I couldn’t put the book down and finished reading it within a day. It’s the New York Times bestseller Buyology: How Everything We Believe About Why We Buy Is Wrong, by Martin Lindstrom. Lindstrom is one of the world’s most respected marketing gurus, and he has been traveling around the world advising the biggest Fortune 500 companies, at least 300 days of a year. Most of us believe that we are smart shoppers, and that we are careful with how we make our buying choices through conscious thinking. In fact, we are far from there. And as Lindstrom points out, we are actually getting worse and worse.

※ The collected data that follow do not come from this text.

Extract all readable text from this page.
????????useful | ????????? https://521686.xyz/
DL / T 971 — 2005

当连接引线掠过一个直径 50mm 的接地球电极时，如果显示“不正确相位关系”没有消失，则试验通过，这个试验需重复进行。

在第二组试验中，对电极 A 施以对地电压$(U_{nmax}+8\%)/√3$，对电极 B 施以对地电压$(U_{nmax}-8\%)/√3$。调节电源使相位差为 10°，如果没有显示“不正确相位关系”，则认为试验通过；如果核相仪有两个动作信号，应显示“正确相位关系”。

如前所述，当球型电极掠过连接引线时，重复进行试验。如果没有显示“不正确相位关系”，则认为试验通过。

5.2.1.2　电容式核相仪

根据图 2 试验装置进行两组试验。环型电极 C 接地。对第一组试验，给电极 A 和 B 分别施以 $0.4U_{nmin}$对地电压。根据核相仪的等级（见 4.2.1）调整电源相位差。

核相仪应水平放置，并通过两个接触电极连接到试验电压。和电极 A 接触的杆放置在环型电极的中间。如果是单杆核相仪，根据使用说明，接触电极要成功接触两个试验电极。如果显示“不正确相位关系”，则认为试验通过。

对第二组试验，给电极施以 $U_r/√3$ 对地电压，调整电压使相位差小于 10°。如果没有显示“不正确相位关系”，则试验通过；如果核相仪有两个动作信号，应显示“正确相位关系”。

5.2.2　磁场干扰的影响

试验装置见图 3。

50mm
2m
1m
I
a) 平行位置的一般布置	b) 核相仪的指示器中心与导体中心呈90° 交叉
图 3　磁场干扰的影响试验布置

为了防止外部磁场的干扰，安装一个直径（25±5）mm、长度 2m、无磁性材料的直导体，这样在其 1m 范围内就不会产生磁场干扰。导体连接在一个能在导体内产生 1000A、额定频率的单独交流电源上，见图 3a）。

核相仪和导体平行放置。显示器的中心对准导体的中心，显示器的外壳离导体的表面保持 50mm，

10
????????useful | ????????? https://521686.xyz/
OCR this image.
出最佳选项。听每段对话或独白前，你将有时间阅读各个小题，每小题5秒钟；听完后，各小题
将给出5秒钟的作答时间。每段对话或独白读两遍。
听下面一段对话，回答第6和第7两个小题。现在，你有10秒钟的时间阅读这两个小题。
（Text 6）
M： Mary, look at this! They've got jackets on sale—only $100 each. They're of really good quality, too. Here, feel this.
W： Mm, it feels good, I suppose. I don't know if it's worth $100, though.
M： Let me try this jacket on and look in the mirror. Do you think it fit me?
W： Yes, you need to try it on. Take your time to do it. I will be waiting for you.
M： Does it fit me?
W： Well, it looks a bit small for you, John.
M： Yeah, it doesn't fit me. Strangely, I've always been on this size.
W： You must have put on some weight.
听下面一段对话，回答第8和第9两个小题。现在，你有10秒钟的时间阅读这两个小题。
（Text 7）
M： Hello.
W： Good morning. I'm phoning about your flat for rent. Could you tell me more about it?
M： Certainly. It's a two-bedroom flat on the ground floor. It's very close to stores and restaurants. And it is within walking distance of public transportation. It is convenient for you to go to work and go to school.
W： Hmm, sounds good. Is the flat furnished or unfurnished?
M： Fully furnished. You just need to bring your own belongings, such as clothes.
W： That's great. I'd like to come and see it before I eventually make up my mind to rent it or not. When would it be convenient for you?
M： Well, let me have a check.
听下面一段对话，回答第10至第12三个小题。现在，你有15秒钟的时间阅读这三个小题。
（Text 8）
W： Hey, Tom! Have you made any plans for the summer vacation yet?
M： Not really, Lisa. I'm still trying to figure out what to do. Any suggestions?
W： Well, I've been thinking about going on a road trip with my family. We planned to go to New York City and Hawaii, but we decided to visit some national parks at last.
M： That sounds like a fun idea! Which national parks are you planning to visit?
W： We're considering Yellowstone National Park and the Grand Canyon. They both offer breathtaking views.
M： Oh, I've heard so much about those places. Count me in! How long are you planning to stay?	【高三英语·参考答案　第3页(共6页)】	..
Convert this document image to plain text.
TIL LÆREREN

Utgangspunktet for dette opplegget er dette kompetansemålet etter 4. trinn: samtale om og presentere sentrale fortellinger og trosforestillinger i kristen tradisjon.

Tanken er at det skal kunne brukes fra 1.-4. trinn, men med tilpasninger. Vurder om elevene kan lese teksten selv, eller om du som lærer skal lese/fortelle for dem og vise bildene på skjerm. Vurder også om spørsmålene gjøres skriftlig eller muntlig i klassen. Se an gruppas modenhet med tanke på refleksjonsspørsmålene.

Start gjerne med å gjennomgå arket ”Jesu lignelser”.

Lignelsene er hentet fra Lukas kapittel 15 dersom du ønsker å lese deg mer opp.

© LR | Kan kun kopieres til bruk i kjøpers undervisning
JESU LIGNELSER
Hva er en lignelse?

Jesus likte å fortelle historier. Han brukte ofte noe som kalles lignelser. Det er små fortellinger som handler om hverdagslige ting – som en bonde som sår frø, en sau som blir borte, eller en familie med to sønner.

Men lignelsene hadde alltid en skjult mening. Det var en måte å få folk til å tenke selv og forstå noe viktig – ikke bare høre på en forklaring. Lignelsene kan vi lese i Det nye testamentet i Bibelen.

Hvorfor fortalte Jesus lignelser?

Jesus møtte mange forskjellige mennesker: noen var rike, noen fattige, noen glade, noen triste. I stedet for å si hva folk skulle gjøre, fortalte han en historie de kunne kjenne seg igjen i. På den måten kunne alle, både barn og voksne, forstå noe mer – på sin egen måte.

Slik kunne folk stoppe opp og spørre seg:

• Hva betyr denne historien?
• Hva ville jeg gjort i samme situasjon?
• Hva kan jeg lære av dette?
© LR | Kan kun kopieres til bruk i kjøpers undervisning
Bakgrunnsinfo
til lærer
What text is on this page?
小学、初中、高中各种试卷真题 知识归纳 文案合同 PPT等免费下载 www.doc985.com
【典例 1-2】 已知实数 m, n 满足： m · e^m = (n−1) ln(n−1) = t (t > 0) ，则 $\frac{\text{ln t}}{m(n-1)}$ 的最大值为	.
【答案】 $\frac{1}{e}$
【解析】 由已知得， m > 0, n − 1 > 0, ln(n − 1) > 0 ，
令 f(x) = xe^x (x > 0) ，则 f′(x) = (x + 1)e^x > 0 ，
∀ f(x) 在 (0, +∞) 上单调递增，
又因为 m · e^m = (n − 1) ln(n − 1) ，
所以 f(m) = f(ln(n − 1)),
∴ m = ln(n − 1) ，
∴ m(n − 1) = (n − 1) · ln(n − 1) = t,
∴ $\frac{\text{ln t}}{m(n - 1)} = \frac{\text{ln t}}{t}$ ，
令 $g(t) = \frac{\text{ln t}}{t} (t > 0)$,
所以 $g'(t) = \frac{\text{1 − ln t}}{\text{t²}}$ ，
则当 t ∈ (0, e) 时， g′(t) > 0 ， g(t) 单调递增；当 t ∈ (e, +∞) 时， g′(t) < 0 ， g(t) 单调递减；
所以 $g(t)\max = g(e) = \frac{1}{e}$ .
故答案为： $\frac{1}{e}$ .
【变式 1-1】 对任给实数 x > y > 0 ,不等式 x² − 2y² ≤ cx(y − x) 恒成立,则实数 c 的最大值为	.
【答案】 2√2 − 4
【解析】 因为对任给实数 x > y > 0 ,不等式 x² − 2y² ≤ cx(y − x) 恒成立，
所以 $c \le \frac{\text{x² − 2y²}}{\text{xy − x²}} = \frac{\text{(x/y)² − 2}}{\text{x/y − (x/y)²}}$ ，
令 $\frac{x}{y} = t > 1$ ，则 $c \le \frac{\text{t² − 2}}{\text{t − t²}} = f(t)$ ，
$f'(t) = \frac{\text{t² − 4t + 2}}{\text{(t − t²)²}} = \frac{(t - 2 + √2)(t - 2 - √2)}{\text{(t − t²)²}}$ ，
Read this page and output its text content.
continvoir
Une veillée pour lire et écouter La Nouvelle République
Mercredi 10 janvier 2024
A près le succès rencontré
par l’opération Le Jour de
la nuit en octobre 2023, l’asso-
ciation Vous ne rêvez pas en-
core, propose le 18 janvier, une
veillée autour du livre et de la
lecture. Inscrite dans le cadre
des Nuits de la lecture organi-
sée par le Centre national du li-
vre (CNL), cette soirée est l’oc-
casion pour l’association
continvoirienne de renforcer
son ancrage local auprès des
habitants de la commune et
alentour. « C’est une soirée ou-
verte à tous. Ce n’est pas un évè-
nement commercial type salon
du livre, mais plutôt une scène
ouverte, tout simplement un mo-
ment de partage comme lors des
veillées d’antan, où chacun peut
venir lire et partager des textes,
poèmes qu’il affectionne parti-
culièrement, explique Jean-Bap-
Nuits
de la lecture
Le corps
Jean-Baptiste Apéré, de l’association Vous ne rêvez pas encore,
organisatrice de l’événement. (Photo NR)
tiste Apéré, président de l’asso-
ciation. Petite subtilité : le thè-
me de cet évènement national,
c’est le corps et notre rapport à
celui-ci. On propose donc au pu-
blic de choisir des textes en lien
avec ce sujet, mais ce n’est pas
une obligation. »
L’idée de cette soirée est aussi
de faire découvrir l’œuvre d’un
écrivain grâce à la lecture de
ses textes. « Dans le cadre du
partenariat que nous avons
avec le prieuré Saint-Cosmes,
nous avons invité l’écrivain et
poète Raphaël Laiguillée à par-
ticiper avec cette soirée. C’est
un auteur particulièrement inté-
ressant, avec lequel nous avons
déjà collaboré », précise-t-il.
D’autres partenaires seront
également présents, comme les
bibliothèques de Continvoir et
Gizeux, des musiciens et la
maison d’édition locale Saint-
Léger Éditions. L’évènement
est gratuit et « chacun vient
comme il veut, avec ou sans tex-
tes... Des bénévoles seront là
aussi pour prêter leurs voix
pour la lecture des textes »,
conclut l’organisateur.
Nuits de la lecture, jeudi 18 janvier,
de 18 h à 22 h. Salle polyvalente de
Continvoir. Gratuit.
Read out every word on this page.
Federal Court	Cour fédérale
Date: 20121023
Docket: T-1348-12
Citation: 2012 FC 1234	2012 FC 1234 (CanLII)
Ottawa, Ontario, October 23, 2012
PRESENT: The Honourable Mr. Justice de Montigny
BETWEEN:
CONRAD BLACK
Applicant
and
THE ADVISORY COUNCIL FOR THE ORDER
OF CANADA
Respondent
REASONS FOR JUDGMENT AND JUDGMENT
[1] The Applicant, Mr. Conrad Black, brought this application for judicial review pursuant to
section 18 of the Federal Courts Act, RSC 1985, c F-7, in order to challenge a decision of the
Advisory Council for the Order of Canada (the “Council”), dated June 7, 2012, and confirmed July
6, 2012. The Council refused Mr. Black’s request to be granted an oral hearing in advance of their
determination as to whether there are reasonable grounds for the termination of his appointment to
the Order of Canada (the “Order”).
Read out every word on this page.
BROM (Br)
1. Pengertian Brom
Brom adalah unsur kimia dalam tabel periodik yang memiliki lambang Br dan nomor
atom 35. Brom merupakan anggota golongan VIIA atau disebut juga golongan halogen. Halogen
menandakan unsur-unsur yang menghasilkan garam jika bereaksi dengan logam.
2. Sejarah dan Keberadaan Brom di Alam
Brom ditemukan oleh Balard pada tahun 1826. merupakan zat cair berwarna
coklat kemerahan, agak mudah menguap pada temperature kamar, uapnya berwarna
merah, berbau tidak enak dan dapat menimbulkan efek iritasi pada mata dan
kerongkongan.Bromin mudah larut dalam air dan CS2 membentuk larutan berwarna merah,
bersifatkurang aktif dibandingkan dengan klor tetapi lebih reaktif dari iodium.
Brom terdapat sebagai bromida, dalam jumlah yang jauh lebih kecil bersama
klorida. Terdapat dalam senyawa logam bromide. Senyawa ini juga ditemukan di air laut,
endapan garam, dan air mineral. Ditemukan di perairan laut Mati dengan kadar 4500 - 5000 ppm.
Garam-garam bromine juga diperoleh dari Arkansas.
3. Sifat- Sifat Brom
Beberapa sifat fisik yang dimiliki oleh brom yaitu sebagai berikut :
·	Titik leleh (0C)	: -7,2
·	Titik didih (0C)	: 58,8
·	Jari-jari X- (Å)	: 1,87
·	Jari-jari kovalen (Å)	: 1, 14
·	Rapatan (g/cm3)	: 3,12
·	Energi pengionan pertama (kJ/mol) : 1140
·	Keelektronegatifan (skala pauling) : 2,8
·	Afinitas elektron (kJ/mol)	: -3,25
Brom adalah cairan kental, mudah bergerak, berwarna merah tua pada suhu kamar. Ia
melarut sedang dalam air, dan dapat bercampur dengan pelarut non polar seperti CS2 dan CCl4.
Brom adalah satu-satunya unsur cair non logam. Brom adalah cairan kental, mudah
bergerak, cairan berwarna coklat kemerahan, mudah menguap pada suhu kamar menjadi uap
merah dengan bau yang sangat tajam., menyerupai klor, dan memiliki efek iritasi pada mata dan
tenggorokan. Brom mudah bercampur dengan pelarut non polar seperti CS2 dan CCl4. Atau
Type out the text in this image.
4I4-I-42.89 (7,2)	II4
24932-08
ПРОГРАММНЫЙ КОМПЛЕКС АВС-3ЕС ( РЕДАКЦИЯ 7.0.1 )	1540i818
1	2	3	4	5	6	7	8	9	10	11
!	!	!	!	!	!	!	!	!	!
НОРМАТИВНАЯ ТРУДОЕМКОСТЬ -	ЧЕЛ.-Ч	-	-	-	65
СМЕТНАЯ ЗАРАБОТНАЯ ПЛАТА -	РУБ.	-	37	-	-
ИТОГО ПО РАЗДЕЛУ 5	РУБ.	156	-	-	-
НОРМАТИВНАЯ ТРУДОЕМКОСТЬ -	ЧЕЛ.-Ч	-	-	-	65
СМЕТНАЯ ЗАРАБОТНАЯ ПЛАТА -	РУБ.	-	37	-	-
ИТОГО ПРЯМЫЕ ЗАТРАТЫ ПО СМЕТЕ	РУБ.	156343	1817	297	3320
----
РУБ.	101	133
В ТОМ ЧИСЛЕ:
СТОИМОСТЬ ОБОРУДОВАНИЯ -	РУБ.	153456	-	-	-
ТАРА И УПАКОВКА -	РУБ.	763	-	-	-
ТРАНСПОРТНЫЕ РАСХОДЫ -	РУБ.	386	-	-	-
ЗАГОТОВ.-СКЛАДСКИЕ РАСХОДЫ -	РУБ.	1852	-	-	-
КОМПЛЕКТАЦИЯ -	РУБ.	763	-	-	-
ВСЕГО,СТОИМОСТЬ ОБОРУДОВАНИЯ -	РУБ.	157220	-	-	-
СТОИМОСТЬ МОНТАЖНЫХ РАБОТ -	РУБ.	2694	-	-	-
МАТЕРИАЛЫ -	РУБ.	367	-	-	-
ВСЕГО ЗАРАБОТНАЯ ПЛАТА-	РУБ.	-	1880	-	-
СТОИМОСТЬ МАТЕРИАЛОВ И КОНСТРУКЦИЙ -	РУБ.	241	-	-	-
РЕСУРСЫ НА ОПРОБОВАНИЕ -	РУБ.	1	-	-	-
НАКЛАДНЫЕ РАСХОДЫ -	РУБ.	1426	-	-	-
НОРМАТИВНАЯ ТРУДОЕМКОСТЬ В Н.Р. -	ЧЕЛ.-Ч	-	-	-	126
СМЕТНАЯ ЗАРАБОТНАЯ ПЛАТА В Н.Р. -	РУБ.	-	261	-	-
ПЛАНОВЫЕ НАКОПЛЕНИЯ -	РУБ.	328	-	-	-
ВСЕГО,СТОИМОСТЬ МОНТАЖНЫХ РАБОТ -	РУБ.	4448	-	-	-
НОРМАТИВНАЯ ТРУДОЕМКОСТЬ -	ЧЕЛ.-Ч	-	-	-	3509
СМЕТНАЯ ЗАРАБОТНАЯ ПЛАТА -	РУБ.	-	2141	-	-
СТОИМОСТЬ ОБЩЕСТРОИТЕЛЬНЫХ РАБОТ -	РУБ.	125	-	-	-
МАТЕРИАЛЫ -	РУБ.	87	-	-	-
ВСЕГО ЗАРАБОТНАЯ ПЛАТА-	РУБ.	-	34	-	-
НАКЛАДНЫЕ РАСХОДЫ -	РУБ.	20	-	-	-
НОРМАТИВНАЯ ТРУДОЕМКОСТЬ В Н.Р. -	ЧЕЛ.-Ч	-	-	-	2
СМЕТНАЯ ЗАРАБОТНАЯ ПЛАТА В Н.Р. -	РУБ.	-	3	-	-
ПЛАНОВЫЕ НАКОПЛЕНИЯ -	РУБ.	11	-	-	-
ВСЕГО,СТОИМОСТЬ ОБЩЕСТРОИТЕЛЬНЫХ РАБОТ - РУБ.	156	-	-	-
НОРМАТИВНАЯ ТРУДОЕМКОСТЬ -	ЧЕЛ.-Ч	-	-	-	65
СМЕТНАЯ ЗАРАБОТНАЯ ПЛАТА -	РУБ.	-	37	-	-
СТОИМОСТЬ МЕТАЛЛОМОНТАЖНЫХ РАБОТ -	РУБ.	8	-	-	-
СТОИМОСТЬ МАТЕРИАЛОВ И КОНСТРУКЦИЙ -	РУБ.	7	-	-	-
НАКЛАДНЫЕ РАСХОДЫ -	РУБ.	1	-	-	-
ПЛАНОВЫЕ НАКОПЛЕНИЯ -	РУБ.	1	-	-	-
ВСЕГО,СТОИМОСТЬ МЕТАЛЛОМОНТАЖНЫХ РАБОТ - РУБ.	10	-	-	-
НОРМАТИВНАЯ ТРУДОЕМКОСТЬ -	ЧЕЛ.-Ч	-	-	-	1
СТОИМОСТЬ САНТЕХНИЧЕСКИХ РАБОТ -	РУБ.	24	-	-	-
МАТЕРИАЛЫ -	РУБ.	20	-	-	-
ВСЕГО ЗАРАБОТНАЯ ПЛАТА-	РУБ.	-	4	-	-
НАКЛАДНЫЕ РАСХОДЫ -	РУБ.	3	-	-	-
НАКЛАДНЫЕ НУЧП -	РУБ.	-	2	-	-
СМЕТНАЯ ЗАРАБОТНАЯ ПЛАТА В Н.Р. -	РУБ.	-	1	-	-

The better we think we are, the more we let our guards down, and the more vulnerable we are for everything happening around us. One example, a supermarket with a whole stack of canned soups priced at $1.95 receives no customers. The next day, the store puts up a giant sign saying “Maximum 6 cans per customer”, and the soups are flying off the shelf at the same $1.95 price tag. Mind games working, huh?
On the book’s back cover, Lindstrom lists out a few intriguing questions:
- Why did so many people who took the “Pepsi challenge” say they preferred Pepsi, only to carry on buying Coca-Cola?
- Why do the majority of anti-smoking campaigns inadvertently encourage people to smoke?
- Why does the scent of melons help sell electronic products?
Lindstrom addresses all these questions with his main theme of neuromarketing. We used to rely on old school questionnaires and focus groups to study what customers want. The fact that more and more of these traditional studies failed miserably has led to the widespread effectiveness and popularity of neuromarketing. It is very well a science for subjects’ brains to be scanned when shown various advertisements and marketing programs. The results are startling, and in many cases, contradicts completely with what we would admit, on paper.
I find the topic of product placement and the American Idol example fascinating. With Idol’s 3 main sponsors, Coca-Cola, AT&T and Ford, who do you think gets the most of their advertising money’s worth? Who fails miserably? Why do some product placements fail? Do you remember Elliott places pieces of Reese’ Pieces candy to lure E.T. out of his hiding 19 years ago? Tom Cruise with his Ray-Ban sunglasses in 1983’s Risky Business, Top Gun and the later Will Smith in Men in Black II?
In the next chapter, Lindstrom describes how mirror neurons are responsible for why we often unwittingly imitate other people’s behavior. Apple and its iPod sensation. Abercrombie & Fitch with their all gorgeous American popular teens image that is ever so irresistible for 14 year-olds.
Do subliminal messages exist? Yes, but its power has little to do with the product itself. Instead, it lies in our own brains. Tobacco companies spend huge percentage of their marketing budget into subliminal brand exposure. “…Philip Morris, for example, offers bar owners financial incentives to fill their venues with color schemes, specifically designed furniture, ashtrays, suggestive tiles designed in captivating shapes similar to parts of the Marlboro logo, and other subtle symbols that, when combined, convey the very essence of Marlboro – without even the mention of the brand name or the sight of an actual logo.” It’s an irony that because of government bans, tobacco companies have been forced to develop a whole new set of marketing skills, a set that is now vastly copied by many other industries. Don’t let yourself fall prey to them.
Other topics of ritual, superstition, faith, religion, our somatic markers, senses, and sex are expressly covered. Does sex really sell, or are consumers too distracted from the steamy images that they have forgotten entirely about the product? Is it the sex that is selling or is it the controversy? Well the latter is actually the more potent factor, though mirror neurons explain why sex and beauty continues to be popular in advertising everywhere around the world.
I highly recommend Lindstrom’s book and it’s one of the best investments I had made, considering the subliminal messages I was put through from his various appearances on CNBC prior to my purchase. We will continue to shop for sure, but if we can all at least remember bits and pieces of this mind-provoking book and pause for a while before we take out our credit cards, we can at least delay the unavoidably path of becoming worse and worse shoppers, as Lindstrom predicted.